Den Beginn markieren die exaltierten Selbstbildnisse der Leidener Jahre, die vollkommen im Widerspruch zu den ruhigen, gesammelten Porträts zu stehen scheinen, mit denen er sich Anfang der 1630er Jahre in Amsterdam einen Namen machte.

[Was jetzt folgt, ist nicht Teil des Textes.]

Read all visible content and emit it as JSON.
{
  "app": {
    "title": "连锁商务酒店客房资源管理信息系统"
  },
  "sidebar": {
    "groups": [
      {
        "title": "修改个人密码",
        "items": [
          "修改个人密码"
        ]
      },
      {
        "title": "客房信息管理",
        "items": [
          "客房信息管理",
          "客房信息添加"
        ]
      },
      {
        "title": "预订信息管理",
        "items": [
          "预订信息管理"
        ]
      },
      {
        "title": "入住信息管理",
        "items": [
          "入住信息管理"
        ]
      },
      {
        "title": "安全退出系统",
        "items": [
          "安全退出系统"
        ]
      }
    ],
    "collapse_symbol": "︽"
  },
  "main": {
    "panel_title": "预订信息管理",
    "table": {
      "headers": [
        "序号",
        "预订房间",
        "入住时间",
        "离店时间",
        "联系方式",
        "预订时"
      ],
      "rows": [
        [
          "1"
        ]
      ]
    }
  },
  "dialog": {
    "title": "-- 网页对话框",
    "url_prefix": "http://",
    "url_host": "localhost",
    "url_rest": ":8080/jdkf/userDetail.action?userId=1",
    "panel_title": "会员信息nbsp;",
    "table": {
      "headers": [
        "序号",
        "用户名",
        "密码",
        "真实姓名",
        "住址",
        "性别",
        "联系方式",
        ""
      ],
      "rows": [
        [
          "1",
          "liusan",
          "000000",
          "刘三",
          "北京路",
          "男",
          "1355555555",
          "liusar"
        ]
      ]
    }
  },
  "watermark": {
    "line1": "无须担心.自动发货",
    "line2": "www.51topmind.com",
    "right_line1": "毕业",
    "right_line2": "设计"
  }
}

Vor allem die Spannbreite imponiert: von den großartig hingeworfenen Tierzeichnungen, darunter der berühmte Pariser Löwe, bis zu den heroischen Frauenbildnissen, verkörpert in der Londoner „Flora“ oder der „Sophonisba“ aus dem Prado. Rembrandt malte wie ein Besessener alles – und alles zugleich: sowohl die prachtvollen Fantasiegewänder seiner Protagonisten aus dem Alten Testament als auch das ungeschönte Darunter in den realistisch gezeichneten und radierten Akten. Da kann die Diana im Bade durchaus Zellulitis haben und mag sich in den weichen Waden einer Sitzenden der Strumpfrand abzeichnen.

„Nach dem Leben“ lautete seine Devise, wofür ihm nichts zu hoch und nichts zu niedrig erschien. Zu den anrührendsten Bildern gehören die Kinderzeichnungen, darunter auch das Mitte der Dreißigerjahre entstandene Budapester Blatt einer Frau mit weinendem Kind und Hund. So klein es ist, so unmittelbar bannt es doch die Gleichzeitigkeit der Bewegung des Kindes, das vor dem Hund zurückweicht und Schutz sucht, die tröstende Umarmung der Mutter und das neugierige Schnuppern des Hundes mit wenigen Federstrichen. Von der flüchtigen Momentaufnahme sind es in der Ausstellung nur wenige Schritte bis zu den dramatischen Radierungen zur Passion Christi; nebeneinander hängen die drei Druckzustände der „Drei Kreuze“, in denen sich das Geschehen immer weiter verdichtet und sich der Himmel unter den heftigen Schraffuren schließlich vollkommen zusammenzieht. Sie stellen einen Höhepunkt im grafischen Oeuvre Rembrandts dar.

Die Meisterlichkeit des Porträtisten dokumentiert ein Gemälde des jungen Gerard de Lairesse, den Rembrandt trotz seiner krankheitsbedingten Entstellungen im Gesicht als hoch gebildeten, eleganten Zeitgenossen erscheinen lässt. Ausgerechnet Lairesse sollte später als Verfechter des Klassizismus zu den größten Kritikern Rembrandts gehören, dessen „Gekleckse“ er wütend attackierte. Als de Lairesse’ heftige Abrechnung im „Het Groot Schilderboek“ 1707 erschien, war Rembrandt lange schon tot. Letztlich ebbte auch die Klassizismusdebatte an seinem Werk ab, wie so vieles andere danach. Die Wiener Retrospektive setzt dem großen Künstler erneut ein Denkmal, auf dass er auch die Fährnisse des 21. Jahrhundert pariert.

Albertina, Wien, bis 27. Juni; Katalog (Edition Minerva, München) 29 Euro.